Discarding the BOM from input here ensures that none of these cases can
occur.  It also avoids requiring the user to give a 'from' encoding name
that always strips the BOM on input, whether present or not.  "utf-8-sig"
does for UTF-8, but the case for UTF-16 and UTF-32 is more complex.

With this script, any encoding name that handles the input suffices for
the 'from' value, because a BOM is automatically stripped.  For example,
"utf-8" works for UTF-8 files, whether they have a BOM or not.  Note,
however, that this script never itself automatically restores a BOM.
For use cases that require a BOM in the output, use a BOM-generating
encoding name for 'to' that writes the BOM anew, such as "utf-8-sig".

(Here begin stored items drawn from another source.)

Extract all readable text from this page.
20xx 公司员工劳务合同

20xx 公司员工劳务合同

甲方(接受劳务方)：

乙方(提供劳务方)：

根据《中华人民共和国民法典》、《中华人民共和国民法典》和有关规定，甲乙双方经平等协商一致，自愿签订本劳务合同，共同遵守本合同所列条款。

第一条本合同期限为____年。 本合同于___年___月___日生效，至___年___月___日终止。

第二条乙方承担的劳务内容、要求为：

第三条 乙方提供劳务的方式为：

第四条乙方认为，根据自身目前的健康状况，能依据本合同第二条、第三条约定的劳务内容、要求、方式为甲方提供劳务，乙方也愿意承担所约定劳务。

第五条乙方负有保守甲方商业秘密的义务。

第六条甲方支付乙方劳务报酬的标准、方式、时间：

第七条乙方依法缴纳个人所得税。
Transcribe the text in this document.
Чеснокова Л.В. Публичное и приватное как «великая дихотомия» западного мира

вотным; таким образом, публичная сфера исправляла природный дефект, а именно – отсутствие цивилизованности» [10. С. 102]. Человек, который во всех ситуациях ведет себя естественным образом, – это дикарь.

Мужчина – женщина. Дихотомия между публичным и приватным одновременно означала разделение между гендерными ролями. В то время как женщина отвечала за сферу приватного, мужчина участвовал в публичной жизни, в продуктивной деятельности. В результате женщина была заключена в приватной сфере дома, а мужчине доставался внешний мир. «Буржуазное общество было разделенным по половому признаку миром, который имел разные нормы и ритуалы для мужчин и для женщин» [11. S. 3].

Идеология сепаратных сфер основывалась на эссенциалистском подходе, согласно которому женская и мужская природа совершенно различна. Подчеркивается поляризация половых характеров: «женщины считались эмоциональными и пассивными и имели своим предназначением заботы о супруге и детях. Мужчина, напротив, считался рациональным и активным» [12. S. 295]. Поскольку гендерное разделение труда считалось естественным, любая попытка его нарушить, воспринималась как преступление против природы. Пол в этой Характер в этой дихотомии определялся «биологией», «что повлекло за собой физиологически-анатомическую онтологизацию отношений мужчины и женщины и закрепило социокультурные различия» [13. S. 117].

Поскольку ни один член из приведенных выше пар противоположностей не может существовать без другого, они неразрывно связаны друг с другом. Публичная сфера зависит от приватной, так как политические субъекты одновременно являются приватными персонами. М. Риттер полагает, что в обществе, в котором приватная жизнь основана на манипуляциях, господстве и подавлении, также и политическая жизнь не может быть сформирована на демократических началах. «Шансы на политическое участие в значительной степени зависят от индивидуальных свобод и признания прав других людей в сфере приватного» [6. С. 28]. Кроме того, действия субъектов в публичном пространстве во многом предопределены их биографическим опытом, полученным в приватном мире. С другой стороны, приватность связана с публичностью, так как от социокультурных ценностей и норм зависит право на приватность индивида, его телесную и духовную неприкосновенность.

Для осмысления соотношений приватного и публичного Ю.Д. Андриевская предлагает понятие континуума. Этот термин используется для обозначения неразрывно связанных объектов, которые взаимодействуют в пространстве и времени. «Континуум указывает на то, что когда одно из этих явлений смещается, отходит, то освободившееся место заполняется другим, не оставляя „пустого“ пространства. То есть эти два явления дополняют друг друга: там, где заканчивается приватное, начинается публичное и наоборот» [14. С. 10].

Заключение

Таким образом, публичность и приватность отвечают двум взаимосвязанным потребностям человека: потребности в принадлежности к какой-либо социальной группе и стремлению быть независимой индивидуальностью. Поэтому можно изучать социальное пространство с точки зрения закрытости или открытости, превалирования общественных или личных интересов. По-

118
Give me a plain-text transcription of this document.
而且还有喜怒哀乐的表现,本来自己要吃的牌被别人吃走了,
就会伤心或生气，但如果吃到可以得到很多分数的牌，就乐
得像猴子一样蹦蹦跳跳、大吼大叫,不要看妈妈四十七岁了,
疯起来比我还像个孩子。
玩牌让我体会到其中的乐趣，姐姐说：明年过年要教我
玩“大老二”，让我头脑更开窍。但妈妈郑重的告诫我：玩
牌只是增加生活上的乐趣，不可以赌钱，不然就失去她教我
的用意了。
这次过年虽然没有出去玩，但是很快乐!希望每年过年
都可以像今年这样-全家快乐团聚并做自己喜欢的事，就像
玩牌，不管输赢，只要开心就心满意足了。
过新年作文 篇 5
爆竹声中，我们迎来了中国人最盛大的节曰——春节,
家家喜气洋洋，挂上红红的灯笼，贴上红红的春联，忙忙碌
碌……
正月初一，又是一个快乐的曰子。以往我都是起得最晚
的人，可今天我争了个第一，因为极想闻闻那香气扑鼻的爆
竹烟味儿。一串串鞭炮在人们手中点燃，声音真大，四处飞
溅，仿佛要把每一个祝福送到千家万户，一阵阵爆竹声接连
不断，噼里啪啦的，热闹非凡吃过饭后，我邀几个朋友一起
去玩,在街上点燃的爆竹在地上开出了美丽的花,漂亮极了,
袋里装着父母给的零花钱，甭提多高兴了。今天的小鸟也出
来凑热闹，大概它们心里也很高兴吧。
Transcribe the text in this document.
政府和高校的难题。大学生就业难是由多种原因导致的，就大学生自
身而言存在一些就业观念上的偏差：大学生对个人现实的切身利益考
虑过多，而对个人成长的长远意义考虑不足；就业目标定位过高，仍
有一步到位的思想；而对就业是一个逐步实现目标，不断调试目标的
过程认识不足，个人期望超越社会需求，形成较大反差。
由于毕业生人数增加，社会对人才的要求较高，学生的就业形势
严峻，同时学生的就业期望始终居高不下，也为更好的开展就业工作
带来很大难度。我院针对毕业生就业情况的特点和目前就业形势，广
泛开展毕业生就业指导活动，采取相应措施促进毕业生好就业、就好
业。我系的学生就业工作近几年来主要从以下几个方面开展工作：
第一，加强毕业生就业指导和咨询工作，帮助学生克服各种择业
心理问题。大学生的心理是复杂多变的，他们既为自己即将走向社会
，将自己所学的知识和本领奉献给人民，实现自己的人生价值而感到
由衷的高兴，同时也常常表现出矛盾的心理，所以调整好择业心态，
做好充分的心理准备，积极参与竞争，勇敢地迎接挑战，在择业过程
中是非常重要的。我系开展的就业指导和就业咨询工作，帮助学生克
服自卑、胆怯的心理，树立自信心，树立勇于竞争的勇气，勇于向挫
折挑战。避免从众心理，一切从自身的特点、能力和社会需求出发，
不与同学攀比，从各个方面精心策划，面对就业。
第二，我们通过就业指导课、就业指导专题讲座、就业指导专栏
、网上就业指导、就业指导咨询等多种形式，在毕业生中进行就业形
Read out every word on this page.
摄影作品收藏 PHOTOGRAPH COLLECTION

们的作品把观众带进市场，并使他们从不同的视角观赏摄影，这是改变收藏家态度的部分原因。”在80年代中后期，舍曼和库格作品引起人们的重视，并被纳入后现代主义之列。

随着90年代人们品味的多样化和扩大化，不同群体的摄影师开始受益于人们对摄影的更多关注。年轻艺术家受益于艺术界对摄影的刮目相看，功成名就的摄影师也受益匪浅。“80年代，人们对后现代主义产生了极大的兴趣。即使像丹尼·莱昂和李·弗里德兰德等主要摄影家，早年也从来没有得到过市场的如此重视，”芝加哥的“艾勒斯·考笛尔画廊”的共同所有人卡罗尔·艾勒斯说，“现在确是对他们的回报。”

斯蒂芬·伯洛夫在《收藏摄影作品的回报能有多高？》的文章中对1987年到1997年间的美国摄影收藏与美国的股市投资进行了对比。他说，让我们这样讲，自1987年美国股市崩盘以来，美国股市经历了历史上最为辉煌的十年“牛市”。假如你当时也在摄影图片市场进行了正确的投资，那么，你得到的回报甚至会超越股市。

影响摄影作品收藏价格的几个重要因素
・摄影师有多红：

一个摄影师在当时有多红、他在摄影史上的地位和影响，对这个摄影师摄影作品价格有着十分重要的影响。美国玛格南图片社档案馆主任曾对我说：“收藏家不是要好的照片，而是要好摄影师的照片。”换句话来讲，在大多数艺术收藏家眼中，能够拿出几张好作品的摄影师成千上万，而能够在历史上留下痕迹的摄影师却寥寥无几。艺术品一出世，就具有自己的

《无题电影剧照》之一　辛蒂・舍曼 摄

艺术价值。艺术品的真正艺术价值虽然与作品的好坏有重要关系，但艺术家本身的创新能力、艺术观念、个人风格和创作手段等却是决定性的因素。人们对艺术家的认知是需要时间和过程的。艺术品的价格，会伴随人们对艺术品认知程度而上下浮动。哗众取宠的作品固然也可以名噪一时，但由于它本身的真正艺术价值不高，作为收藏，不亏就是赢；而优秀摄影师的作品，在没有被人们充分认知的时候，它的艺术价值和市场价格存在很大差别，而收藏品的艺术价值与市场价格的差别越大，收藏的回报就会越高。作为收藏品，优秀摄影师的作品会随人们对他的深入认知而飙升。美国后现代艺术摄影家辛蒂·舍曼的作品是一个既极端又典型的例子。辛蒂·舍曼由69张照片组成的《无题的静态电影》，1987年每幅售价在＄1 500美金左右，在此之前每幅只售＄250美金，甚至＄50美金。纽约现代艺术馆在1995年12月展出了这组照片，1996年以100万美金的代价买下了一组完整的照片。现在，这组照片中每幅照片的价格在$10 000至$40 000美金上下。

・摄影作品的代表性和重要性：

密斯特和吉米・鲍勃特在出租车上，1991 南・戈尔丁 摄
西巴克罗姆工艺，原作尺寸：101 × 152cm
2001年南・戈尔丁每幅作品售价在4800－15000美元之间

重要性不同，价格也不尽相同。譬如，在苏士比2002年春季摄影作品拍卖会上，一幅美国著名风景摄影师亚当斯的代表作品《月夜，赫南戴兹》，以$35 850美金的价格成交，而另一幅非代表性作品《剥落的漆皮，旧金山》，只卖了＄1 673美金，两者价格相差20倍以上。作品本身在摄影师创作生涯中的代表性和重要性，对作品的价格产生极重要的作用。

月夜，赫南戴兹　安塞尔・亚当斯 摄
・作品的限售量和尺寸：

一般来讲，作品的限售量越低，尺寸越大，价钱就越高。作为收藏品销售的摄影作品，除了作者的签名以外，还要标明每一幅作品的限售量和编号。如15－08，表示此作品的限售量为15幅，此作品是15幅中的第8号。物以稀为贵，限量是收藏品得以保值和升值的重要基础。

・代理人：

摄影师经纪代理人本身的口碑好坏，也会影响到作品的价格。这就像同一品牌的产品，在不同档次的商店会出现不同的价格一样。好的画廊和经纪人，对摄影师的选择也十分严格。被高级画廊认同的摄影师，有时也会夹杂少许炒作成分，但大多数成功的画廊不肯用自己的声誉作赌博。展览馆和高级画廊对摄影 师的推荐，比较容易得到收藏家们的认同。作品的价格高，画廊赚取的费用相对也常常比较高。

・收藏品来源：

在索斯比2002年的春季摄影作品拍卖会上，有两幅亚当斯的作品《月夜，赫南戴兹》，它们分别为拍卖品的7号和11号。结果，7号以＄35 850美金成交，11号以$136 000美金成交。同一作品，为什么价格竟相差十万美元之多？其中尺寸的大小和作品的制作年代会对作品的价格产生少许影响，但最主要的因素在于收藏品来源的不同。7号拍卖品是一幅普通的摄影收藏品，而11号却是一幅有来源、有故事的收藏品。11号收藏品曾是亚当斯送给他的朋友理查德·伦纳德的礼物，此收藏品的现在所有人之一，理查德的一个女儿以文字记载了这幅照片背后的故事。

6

Also note that this script need not account for encoding details or
other byte interpretations, because it strips BOM code points after they
have been decoded, not in their raw and still-encoded form.  For example,
UTF-8's xef\xbb\xbf BOM bytes are just the standard \ufeff BOM Unicode
code point when decoded.  UTF-32's 4-byte encoded BOM format is
similarly irrelevant here.

Concrete encoding-name guidelines:

-For UTF-8 files: "utf-8-sig" discards a BOM if present, "utf-8" does
 not, and neither requires a BOM; either name can be used here for the
 'from' encoding, regardless of file content.  For 'to', use "utf-8"
 to omit a BOM in output, but use "utf-8-sig" to add (or restore) one.

-For UTF-16 files: the generic "utf-16" both requires a BOM to be
 present and discards it, and order-specific names "utf-16-le" and
 "utf-16-be" do neither; any of the three can be used for 'from' here.
 For the 'to' encoding, the generic "utf-16" always adds (or restores)
 a BOM, but the order-specific names do not.

-For UTF-32: the rules are the same as for UTF-16, but replace "16"
 with "32" in the encoding names.

See "docetc/unicodemod-bom-examples.txt" (relative to this file's URL or
folder), as well as the book "Learning Python, 5th Edition" for detailed
examples of BOM processing by encoding names in Python.  For the official
story on the BOM itself, see "http://unicode.org/faq/utf_bom.html#BOM".

-------------------------------------------------------------------------------

CODING NOTES:

Text file APIs used here auto-decode on input and auto-encode on output.
Writes to a temp file initially to avoid changing the original file if any
Unicode error.  Could instead encode to bytes manually and use binary mode
for output.  For 3.X/2.X compatibility, uses 3.3+ u'...' Unicode literals.

CAVEATS/TBDs:

1) As coded, this script loads a file's entire content into memory.  It
   could instead read line-by-line to support pathologically-large files.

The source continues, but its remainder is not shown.